In 2008, the China Banking Regulatory Commission announced the “Guidelines on the Risk Management of Mergers and Acquisition Loan Business of Commercial Banks.” These guidelines now allow commercial banks in China to finance M&A activities. The new guidelines have generated massive interest from Chinese commercial banks in exploring opportunities in M&A financing to support Chinese enterprises. Due to the global financial crisis outbound acquisition financing has become extremely attractive and Chinese enterprises are able to acquire overseas businesses at attractive prices.
Despite the CBRC’s allowance of M&A activities, there are several regulatory issues regarding overseas securities in outbound M&A financing. The State Administration of Foreign Exchange’s (SAFE) “Circular on Relevant Issues concerning the Improvement of Foreign Debts Administration,” specifies that without the approval of central SAFE, onshore borrowings by domestic enterprises must not be secured by any overseas security. In practice, such approval is extremely difficult to obtain.
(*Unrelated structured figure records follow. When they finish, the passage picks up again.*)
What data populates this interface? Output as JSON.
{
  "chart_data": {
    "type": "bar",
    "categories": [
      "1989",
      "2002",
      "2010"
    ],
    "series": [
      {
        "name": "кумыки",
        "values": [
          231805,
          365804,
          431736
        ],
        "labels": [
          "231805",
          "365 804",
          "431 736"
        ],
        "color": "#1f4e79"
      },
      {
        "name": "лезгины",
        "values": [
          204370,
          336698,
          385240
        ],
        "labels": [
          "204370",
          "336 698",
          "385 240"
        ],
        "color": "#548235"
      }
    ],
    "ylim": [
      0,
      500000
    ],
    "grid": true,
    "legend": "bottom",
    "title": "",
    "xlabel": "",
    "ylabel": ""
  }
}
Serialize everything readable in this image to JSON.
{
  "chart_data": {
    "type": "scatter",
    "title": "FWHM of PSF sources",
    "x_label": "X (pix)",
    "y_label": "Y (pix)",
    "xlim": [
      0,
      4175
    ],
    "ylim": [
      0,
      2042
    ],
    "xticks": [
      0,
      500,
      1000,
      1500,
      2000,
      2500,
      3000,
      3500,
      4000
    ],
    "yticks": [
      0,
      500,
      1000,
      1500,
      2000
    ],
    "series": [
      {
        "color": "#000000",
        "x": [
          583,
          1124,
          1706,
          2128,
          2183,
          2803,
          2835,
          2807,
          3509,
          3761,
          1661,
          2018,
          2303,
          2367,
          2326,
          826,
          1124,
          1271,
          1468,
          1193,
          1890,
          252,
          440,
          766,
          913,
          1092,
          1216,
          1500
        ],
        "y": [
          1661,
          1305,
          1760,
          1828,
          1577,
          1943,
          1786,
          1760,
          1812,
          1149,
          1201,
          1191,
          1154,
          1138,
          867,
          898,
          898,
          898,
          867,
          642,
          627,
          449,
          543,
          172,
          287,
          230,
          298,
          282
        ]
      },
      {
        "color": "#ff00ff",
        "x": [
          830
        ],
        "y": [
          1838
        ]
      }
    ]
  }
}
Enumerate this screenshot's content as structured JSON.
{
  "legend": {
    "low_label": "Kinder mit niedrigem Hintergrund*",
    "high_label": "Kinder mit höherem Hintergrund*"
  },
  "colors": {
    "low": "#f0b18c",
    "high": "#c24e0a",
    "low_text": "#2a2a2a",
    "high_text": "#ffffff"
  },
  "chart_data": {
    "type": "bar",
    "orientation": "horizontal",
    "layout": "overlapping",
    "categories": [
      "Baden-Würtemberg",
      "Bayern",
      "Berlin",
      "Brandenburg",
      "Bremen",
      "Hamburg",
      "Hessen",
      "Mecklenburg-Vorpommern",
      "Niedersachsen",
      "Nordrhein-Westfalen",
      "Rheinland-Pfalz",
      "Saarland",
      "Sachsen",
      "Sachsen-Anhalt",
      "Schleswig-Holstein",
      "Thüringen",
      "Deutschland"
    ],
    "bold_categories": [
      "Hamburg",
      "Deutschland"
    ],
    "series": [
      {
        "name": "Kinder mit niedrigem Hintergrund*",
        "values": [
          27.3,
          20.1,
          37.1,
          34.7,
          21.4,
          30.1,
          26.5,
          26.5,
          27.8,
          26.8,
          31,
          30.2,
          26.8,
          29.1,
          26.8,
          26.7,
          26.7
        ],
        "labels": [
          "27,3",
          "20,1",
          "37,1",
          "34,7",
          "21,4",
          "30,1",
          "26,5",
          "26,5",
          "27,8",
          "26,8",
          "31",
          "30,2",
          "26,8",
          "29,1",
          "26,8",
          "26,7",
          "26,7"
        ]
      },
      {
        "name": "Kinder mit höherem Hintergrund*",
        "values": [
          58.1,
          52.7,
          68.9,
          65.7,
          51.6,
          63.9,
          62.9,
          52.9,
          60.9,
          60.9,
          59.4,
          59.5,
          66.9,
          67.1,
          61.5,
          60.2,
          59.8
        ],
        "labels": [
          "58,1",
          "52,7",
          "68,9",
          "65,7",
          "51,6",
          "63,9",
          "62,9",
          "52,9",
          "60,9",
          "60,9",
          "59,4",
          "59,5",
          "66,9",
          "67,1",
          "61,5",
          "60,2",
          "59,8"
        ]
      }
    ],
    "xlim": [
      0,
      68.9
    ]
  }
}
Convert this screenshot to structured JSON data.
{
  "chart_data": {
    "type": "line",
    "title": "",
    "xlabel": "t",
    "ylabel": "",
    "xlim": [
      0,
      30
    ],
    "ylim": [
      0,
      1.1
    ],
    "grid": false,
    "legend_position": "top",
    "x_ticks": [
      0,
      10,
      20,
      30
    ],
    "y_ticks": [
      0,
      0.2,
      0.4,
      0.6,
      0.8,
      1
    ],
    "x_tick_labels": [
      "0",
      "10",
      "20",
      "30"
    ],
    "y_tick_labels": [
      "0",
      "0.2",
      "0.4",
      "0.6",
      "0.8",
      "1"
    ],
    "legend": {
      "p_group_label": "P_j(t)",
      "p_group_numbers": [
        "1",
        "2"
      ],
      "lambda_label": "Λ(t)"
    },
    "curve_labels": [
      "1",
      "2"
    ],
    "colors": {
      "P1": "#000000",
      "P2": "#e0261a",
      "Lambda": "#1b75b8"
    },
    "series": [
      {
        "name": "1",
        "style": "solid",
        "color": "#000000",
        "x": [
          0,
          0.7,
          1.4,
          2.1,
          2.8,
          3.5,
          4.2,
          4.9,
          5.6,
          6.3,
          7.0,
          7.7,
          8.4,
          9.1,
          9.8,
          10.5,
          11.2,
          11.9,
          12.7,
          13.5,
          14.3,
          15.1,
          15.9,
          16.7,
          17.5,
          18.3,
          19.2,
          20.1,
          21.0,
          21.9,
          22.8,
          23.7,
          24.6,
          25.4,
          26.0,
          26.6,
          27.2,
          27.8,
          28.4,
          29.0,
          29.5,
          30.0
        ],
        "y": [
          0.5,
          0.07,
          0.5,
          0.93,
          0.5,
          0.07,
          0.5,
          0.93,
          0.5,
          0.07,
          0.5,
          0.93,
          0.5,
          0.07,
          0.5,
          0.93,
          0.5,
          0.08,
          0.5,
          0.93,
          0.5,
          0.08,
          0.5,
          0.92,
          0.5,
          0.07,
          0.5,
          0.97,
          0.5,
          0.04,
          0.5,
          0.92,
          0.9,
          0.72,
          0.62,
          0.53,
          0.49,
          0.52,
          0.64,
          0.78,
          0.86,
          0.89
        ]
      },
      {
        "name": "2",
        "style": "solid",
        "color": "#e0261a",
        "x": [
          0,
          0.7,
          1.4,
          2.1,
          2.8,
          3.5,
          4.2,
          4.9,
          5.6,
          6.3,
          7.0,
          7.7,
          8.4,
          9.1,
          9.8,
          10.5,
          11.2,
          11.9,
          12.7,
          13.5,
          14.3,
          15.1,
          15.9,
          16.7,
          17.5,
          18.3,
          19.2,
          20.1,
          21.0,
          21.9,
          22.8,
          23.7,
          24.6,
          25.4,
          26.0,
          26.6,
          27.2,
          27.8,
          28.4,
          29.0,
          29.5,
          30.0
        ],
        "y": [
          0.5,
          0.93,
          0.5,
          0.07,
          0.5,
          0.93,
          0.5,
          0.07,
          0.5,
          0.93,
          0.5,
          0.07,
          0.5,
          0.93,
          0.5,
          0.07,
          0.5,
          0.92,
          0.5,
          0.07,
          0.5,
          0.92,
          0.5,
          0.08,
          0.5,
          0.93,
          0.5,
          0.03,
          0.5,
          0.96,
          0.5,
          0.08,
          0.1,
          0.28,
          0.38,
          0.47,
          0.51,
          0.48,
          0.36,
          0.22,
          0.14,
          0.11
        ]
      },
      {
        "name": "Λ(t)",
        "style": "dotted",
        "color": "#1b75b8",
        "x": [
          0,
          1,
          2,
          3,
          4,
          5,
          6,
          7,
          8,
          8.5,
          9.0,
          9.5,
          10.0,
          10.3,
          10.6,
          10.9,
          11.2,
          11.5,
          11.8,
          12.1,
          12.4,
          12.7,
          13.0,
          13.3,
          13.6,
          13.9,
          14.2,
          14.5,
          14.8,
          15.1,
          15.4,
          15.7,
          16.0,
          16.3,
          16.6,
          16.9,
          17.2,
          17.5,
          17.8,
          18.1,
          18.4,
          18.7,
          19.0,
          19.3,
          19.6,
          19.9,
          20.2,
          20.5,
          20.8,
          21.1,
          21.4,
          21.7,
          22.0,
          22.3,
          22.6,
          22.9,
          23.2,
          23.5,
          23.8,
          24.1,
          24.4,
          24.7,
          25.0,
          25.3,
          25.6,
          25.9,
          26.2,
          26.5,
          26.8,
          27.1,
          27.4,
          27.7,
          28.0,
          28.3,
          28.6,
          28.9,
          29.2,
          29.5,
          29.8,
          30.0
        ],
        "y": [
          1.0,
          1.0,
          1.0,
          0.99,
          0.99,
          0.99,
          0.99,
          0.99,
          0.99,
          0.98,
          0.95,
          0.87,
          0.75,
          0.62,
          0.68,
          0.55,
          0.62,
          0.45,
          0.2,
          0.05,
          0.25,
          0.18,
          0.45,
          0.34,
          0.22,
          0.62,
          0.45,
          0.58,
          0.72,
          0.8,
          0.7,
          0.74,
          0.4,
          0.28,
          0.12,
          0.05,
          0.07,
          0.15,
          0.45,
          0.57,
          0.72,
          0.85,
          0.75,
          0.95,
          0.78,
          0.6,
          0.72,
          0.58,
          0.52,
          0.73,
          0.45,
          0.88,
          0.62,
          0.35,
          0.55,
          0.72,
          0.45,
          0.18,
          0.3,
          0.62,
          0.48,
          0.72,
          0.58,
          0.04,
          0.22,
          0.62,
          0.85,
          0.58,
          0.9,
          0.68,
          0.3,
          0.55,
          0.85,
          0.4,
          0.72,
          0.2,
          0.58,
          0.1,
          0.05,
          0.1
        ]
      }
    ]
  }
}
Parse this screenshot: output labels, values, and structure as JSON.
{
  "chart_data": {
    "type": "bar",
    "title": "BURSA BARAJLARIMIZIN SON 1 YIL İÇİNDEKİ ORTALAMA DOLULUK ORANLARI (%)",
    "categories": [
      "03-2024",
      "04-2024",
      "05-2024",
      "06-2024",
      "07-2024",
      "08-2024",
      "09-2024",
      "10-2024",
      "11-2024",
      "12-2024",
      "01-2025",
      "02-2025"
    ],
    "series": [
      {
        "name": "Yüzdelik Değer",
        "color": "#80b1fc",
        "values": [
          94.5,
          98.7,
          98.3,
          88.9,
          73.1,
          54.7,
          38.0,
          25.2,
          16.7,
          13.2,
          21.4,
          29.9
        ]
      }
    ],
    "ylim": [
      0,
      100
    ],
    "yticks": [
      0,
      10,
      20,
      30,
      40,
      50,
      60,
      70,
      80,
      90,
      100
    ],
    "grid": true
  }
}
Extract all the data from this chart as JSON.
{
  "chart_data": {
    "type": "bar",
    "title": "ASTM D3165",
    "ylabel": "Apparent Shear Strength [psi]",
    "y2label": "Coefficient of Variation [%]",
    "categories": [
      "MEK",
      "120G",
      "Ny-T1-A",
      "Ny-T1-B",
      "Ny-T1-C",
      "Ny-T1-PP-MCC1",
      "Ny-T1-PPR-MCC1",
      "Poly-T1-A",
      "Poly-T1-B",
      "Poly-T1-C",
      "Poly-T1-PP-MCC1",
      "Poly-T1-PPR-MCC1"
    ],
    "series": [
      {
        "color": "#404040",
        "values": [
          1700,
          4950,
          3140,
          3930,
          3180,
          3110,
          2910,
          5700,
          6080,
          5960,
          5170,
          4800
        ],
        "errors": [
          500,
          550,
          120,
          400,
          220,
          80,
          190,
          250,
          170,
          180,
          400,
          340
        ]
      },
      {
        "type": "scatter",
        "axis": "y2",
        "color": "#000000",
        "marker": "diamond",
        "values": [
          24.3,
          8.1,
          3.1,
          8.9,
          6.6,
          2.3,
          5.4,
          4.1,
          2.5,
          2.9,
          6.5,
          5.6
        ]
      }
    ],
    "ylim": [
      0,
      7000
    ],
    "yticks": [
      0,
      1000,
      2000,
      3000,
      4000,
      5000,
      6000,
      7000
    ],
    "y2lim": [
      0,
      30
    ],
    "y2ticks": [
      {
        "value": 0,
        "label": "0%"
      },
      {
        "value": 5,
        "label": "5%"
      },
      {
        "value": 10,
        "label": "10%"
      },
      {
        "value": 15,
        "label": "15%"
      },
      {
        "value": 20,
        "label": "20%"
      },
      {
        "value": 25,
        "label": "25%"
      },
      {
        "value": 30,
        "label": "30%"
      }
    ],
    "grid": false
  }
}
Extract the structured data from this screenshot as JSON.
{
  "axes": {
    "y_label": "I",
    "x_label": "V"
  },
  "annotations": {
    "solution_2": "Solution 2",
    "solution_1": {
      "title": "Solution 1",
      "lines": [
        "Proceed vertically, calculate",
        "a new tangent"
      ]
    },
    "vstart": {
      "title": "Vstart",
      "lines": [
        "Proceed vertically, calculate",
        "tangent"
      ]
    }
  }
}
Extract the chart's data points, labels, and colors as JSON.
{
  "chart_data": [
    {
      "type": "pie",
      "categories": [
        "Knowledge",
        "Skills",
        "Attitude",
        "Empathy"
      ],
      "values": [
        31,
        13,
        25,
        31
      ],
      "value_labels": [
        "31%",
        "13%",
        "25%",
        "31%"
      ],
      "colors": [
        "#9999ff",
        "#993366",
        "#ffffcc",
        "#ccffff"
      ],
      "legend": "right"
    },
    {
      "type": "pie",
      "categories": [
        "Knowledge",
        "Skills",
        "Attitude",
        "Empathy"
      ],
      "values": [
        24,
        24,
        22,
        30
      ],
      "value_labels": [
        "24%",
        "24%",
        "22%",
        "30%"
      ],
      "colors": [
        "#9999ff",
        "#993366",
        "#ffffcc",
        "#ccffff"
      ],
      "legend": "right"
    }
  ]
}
In the past decade, the Chinese Government has encouraged Chinese enterprises to invest outbound. In response, SAFE has abolished many restrictive regulations. For example, the requirement for Chinese investors to pay a deposit on their outbound investments and the foreign exchange purchase quota applicable to Chinese investors have been removed. Furthermore, domestic enterprises are now allowed to use domestic foreign currency loans to finance their outbound investment, subject to registration with local SAFE.
Although the regulatory policy has been relaxed slightly, failure to satisfy SAFE approval requirements may result in Chinese banks receiving regulatory penalties and damage to their reputation. “Given the fact that the regulations are not entirely clear, Chinese banks would be well served to consult both professional advisers and local SAFE prior to determining the financing structure of an outbound M&A transaction,” said Edward E. Lehman, Managing Director of Lehman, Lee & Xu.